In the example script, the density is initially uniform and the velocities are uniformly randomly sampled. The system is subject to reflecting boundary conditions and to a confining radial potential in a disk, namely the potential is given by V(r) = 0 for r<r₀ and V(r) = (C/2)(r-r₀)² for r>r₀. It leads to a final milling state as shown in the following video.

mill_SOH.mp4

For analytical results in this direction, see for instance

[7] P. Degond, H. Yu, Self-organized hydrodynamics in an annular domain: Modal analysis and nonlinear effects, Math. Models Methods Appl.

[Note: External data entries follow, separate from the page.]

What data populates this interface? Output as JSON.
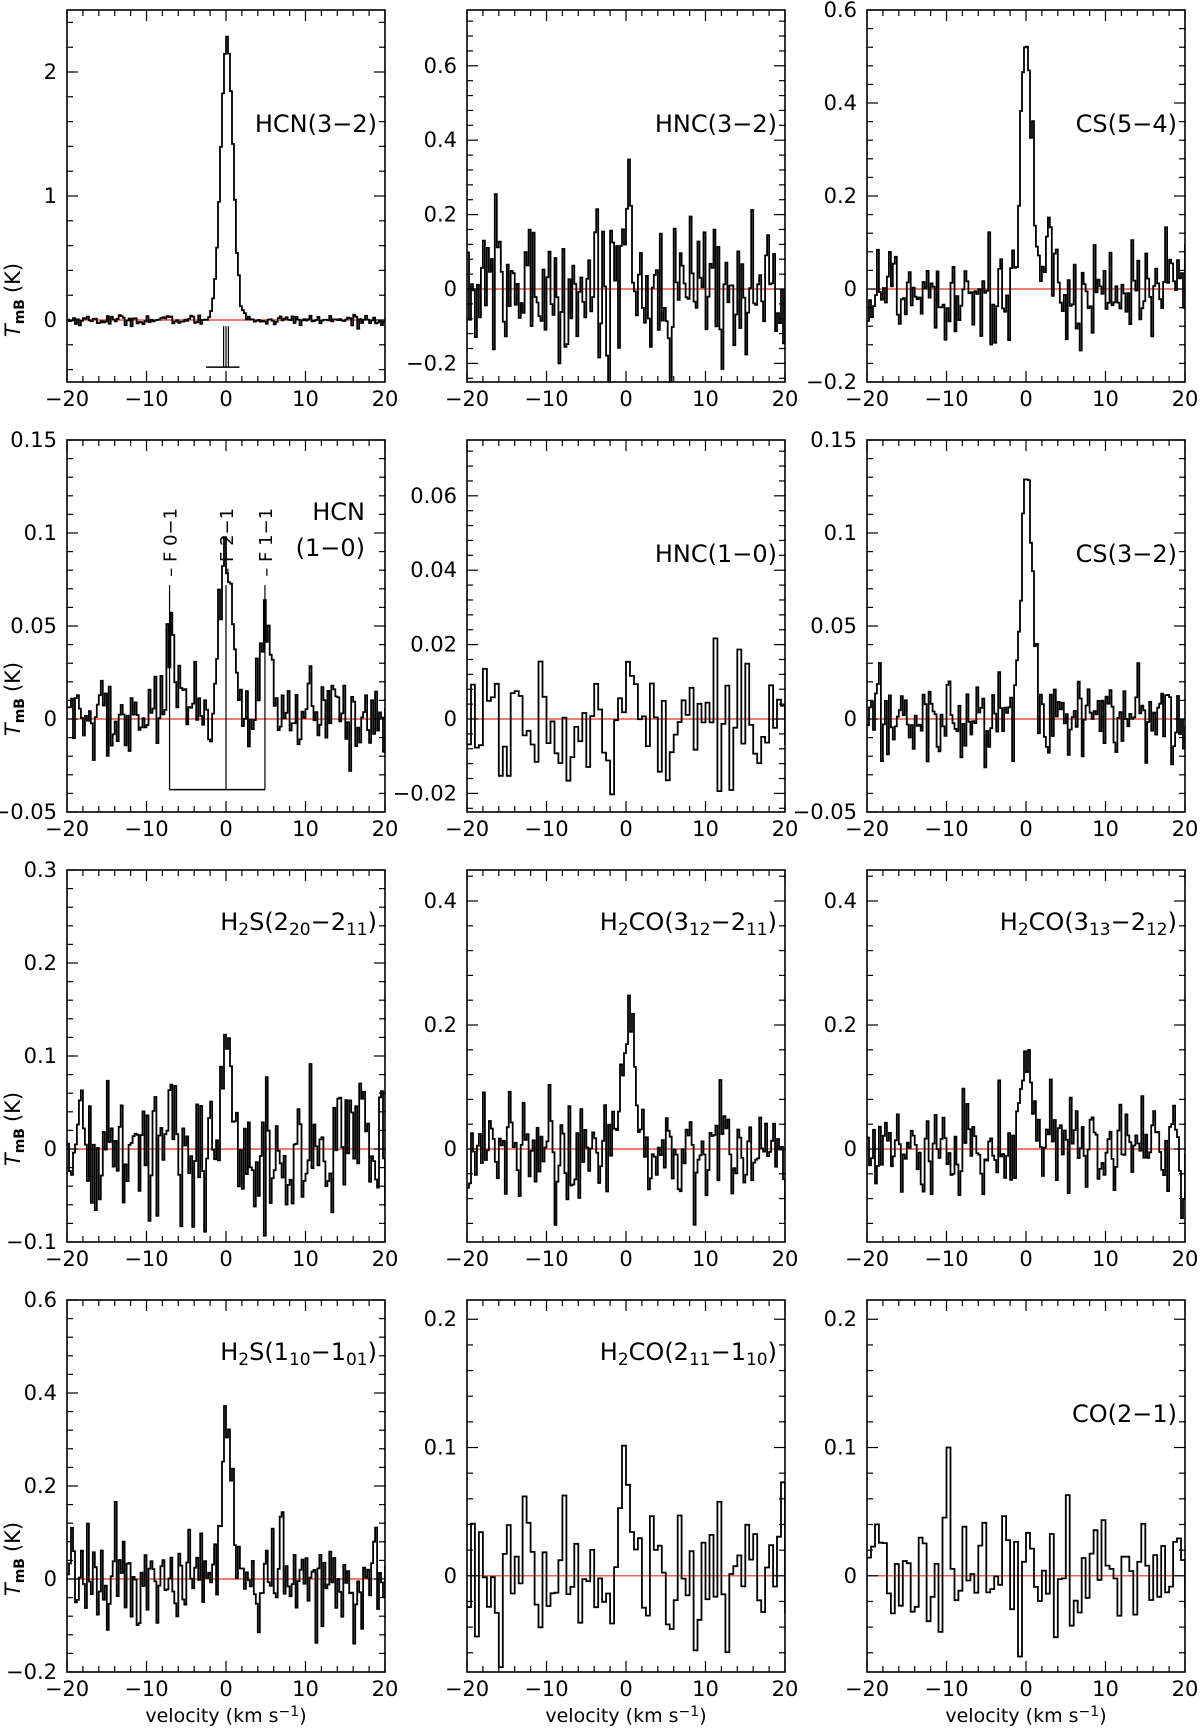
{
  "chart_data": [
    {
      "type": "line",
      "subtype": "step-spectrum",
      "label": "HCN(3−2)",
      "ylabel": "TmB (K)",
      "xlabel": "",
      "xlim": [
        -20,
        20
      ],
      "ylim": [
        -0.5,
        2.5
      ],
      "yticks": [
        0,
        1,
        2
      ],
      "ytick_labels": [
        "0",
        "1",
        "2"
      ],
      "xticks": [
        -20,
        -10,
        0,
        10,
        20
      ],
      "xtick_labels": [
        "−20",
        "−10",
        "0",
        "10",
        "20"
      ],
      "peak": {
        "v": 0,
        "T": 2.28,
        "width": 1.8
      },
      "noise": 0.02,
      "hyperfine_bar": {
        "y_top": -0.05,
        "y_bar": -0.38,
        "left": -2.5,
        "right": 1.7,
        "components": [
          0,
          -0.3,
          0.3
        ]
      }
    },
    {
      "type": "line",
      "subtype": "step-spectrum",
      "label": "HNC(3−2)",
      "ylabel": "",
      "xlabel": "",
      "xlim": [
        -20,
        20
      ],
      "ylim": [
        -0.25,
        0.75
      ],
      "yticks": [
        -0.2,
        0,
        0.2,
        0.4,
        0.6
      ],
      "ytick_labels": [
        "−0.2",
        "0",
        "0.2",
        "0.4",
        "0.6"
      ],
      "xticks": [
        -20,
        -10,
        0,
        10,
        20
      ],
      "xtick_labels": [
        "−20",
        "−10",
        "0",
        "10",
        "20"
      ],
      "peak": {
        "v": 0,
        "T": 0.22,
        "width": 1.5
      },
      "noise": 0.1
    },
    {
      "type": "line",
      "subtype": "step-spectrum",
      "label": "CS(5−4)",
      "ylabel": "",
      "xlabel": "",
      "xlim": [
        -20,
        20
      ],
      "ylim": [
        -0.2,
        0.6
      ],
      "yticks": [
        -0.2,
        0,
        0.2,
        0.4,
        0.6
      ],
      "ytick_labels": [
        "−0.2",
        "0",
        "0.2",
        "0.4",
        "0.6"
      ],
      "xticks": [
        -20,
        -10,
        0,
        10,
        20
      ],
      "xtick_labels": [
        "−20",
        "−10",
        "0",
        "10",
        "20"
      ],
      "peak": {
        "v": 0,
        "T": 0.54,
        "width": 1.6
      },
      "noise": 0.06
    },
    {
      "type": "line",
      "subtype": "step-spectrum",
      "label_lines": [
        "HCN",
        "(1−0)"
      ],
      "ylabel": "TmB (K)",
      "xlabel": "",
      "xlim": [
        -20,
        20
      ],
      "ylim": [
        -0.05,
        0.15
      ],
      "yticks": [
        -0.05,
        0,
        0.05,
        0.1,
        0.15
      ],
      "ytick_labels": [
        "−0.05",
        "0",
        "0.05",
        "0.1",
        "0.15"
      ],
      "xticks": [
        -20,
        -10,
        0,
        10,
        20
      ],
      "xtick_labels": [
        "−20",
        "−10",
        "0",
        "10",
        "20"
      ],
      "peaks": [
        {
          "v": -7.1,
          "T": 0.05,
          "width": 1.2
        },
        {
          "v": 0,
          "T": 0.085,
          "width": 1.8
        },
        {
          "v": 4.9,
          "T": 0.05,
          "width": 1.4
        }
      ],
      "noise": 0.012,
      "hyperfine": [
        {
          "v": -7.1,
          "label": "F 0−1",
          "label_y": 0.095
        },
        {
          "v": 0,
          "label": "F 2−1",
          "label_y": 0.095
        },
        {
          "v": 4.9,
          "label": "F 1−1",
          "label_y": 0.095
        }
      ],
      "hyperfine_bar_y": -0.038
    },
    {
      "type": "line",
      "subtype": "step-spectrum",
      "label": "HNC(1−0)",
      "ylabel": "",
      "xlabel": "",
      "xlim": [
        -20,
        20
      ],
      "ylim": [
        -0.025,
        0.075
      ],
      "yticks": [
        -0.02,
        0,
        0.02,
        0.04,
        0.06
      ],
      "ytick_labels": [
        "−0.02",
        "0",
        "0.02",
        "0.04",
        "0.06"
      ],
      "xticks": [
        -20,
        -10,
        0,
        10,
        20
      ],
      "xtick_labels": [
        "−20",
        "−10",
        "0",
        "10",
        "20"
      ],
      "peak": {
        "v": 0.5,
        "T": 0.025,
        "width": 1.6
      },
      "noise": 0.009
    },
    {
      "type": "line",
      "subtype": "step-spectrum",
      "label": "CS(3−2)",
      "ylabel": "",
      "xlabel": "",
      "xlim": [
        -20,
        20
      ],
      "ylim": [
        -0.05,
        0.15
      ],
      "yticks": [
        -0.05,
        0,
        0.05,
        0.1,
        0.15
      ],
      "ytick_labels": [
        "−0.05",
        "0",
        "0.05",
        "0.1",
        "0.15"
      ],
      "xticks": [
        -20,
        -10,
        0,
        10,
        20
      ],
      "xtick_labels": [
        "−20",
        "−10",
        "0",
        "10",
        "20"
      ],
      "peak": {
        "v": 0,
        "T": 0.14,
        "width": 1.6
      },
      "noise": 0.012
    },
    {
      "type": "line",
      "subtype": "step-spectrum",
      "label_parts": [
        [
          "H",
          ""
        ],
        [
          "2",
          "sub"
        ],
        [
          "S(2",
          ""
        ],
        [
          "20",
          "sub"
        ],
        [
          "−2",
          ""
        ],
        [
          "11",
          "sub"
        ],
        [
          ")",
          ""
        ]
      ],
      "ylabel": "TmB (K)",
      "xlabel": "",
      "xlim": [
        -20,
        20
      ],
      "ylim": [
        -0.1,
        0.3
      ],
      "yticks": [
        -0.1,
        0,
        0.1,
        0.2,
        0.3
      ],
      "ytick_labels": [
        "−0.1",
        "0",
        "0.1",
        "0.2",
        "0.3"
      ],
      "xticks": [
        -20,
        -10,
        0,
        10,
        20
      ],
      "xtick_labels": [
        "−20",
        "−10",
        "0",
        "10",
        "20"
      ],
      "peak": {
        "v": 0,
        "T": 0.15,
        "width": 1.4
      },
      "noise": 0.04
    },
    {
      "type": "line",
      "subtype": "step-spectrum",
      "label_parts": [
        [
          "H",
          ""
        ],
        [
          "2",
          "sub"
        ],
        [
          "CO(3",
          ""
        ],
        [
          "12",
          "sub"
        ],
        [
          "−2",
          ""
        ],
        [
          "11",
          "sub"
        ],
        [
          ")",
          ""
        ]
      ],
      "ylabel": "",
      "xlabel": "",
      "xlim": [
        -20,
        20
      ],
      "ylim": [
        -0.15,
        0.45
      ],
      "yticks": [
        0,
        0.2,
        0.4
      ],
      "ytick_labels": [
        "0",
        "0.2",
        "0.4"
      ],
      "xticks": [
        -20,
        -10,
        0,
        10,
        20
      ],
      "xtick_labels": [
        "−20",
        "−10",
        "0",
        "10",
        "20"
      ],
      "peak": {
        "v": 0,
        "T": 0.22,
        "width": 1.6
      },
      "noise": 0.045
    },
    {
      "type": "line",
      "subtype": "step-spectrum",
      "label_parts": [
        [
          "H",
          ""
        ],
        [
          "2",
          "sub"
        ],
        [
          "CO(3",
          ""
        ],
        [
          "13",
          "sub"
        ],
        [
          "−2",
          ""
        ],
        [
          "12",
          "sub"
        ],
        [
          ")",
          ""
        ]
      ],
      "ylabel": "",
      "xlabel": "",
      "xlim": [
        -20,
        20
      ],
      "ylim": [
        -0.15,
        0.45
      ],
      "yticks": [
        0,
        0.2,
        0.4
      ],
      "ytick_labels": [
        "0",
        "0.2",
        "0.4"
      ],
      "xticks": [
        -20,
        -10,
        0,
        10,
        20
      ],
      "xtick_labels": [
        "−20",
        "−10",
        "0",
        "10",
        "20"
      ],
      "peak": {
        "v": 0,
        "T": 0.17,
        "width": 1.6
      },
      "noise": 0.04
    },
    {
      "type": "line",
      "subtype": "step-spectrum",
      "label_parts": [
        [
          "H",
          ""
        ],
        [
          "2",
          "sub"
        ],
        [
          "S(1",
          ""
        ],
        [
          "10",
          "sub"
        ],
        [
          "−1",
          ""
        ],
        [
          "01",
          "sub"
        ],
        [
          ")",
          ""
        ]
      ],
      "ylabel": "TmB (K)",
      "xlabel": "velocity (km s−1)",
      "xlim": [
        -20,
        20
      ],
      "ylim": [
        -0.2,
        0.6
      ],
      "yticks": [
        -0.2,
        0,
        0.2,
        0.4,
        0.6
      ],
      "ytick_labels": [
        "−0.2",
        "0",
        "0.2",
        "0.4",
        "0.6"
      ],
      "xticks": [
        -20,
        -10,
        0,
        10,
        20
      ],
      "xtick_labels": [
        "−20",
        "−10",
        "0",
        "10",
        "20"
      ],
      "peak": {
        "v": 0,
        "T": 0.36,
        "width": 1.4
      },
      "noise": 0.05
    },
    {
      "type": "line",
      "subtype": "step-spectrum",
      "label_parts": [
        [
          "H",
          ""
        ],
        [
          "2",
          "sub"
        ],
        [
          "CO(2",
          ""
        ],
        [
          "11",
          "sub"
        ],
        [
          "−1",
          ""
        ],
        [
          "10",
          "sub"
        ],
        [
          ")",
          ""
        ]
      ],
      "ylabel": "",
      "xlabel": "velocity (km s−1)",
      "xlim": [
        -20,
        20
      ],
      "ylim": [
        -0.075,
        0.215
      ],
      "yticks": [
        0,
        0.1,
        0.2
      ],
      "ytick_labels": [
        "0",
        "0.1",
        "0.2"
      ],
      "xticks": [
        -20,
        -10,
        0,
        10,
        20
      ],
      "xtick_labels": [
        "−20",
        "−10",
        "0",
        "10",
        "20"
      ],
      "peak": {
        "v": 0,
        "T": 0.07,
        "width": 1.5
      },
      "noise": 0.028
    },
    {
      "type": "line",
      "subtype": "step-spectrum",
      "label": "CO(2−1)",
      "ylabel": "",
      "xlabel": "velocity (km s−1)",
      "xlim": [
        -20,
        20
      ],
      "ylim": [
        -0.075,
        0.215
      ],
      "yticks": [
        0,
        0.1,
        0.2
      ],
      "ytick_labels": [
        "0",
        "0.1",
        "0.2"
      ],
      "xticks": [
        -20,
        -10,
        0,
        10,
        20
      ],
      "xtick_labels": [
        "−20",
        "−10",
        "0",
        "10",
        "20"
      ],
      "peak": {
        "v": 0,
        "T": 0.0,
        "width": 1.5
      },
      "noise": 0.028,
      "extra_spike": {
        "v": -9.8,
        "T": 0.1
      }
    }
  ],
  "colors": {
    "spectrum": "#000000",
    "baseline": "#e0301e",
    "axes": "#000000"
  }
}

Sci., Vol. 25, No. 3, pp. 495–519, (2015).

Benchmark

On a grid of size 400x400, one iteration takes less than 0.1 seconds of CPU time on an Intel MacBook Pro (2GHz Intel Core i5 processor with 8GB of memory). With this configuration, it takes about 15 minutes to run the example script. It is slighlty more performant (about 50% faster) than the Fortran implementation. The simulation time is comparable to the one needed to simulate of a system of 100k particules on a CPU or of several millions of particles on a GPU, both using the high-performance SiSyPHE library.

Note: currently, a significant computational time is necessary to save plots or to produce a video. The simulation is about two times faster when no plots are generated.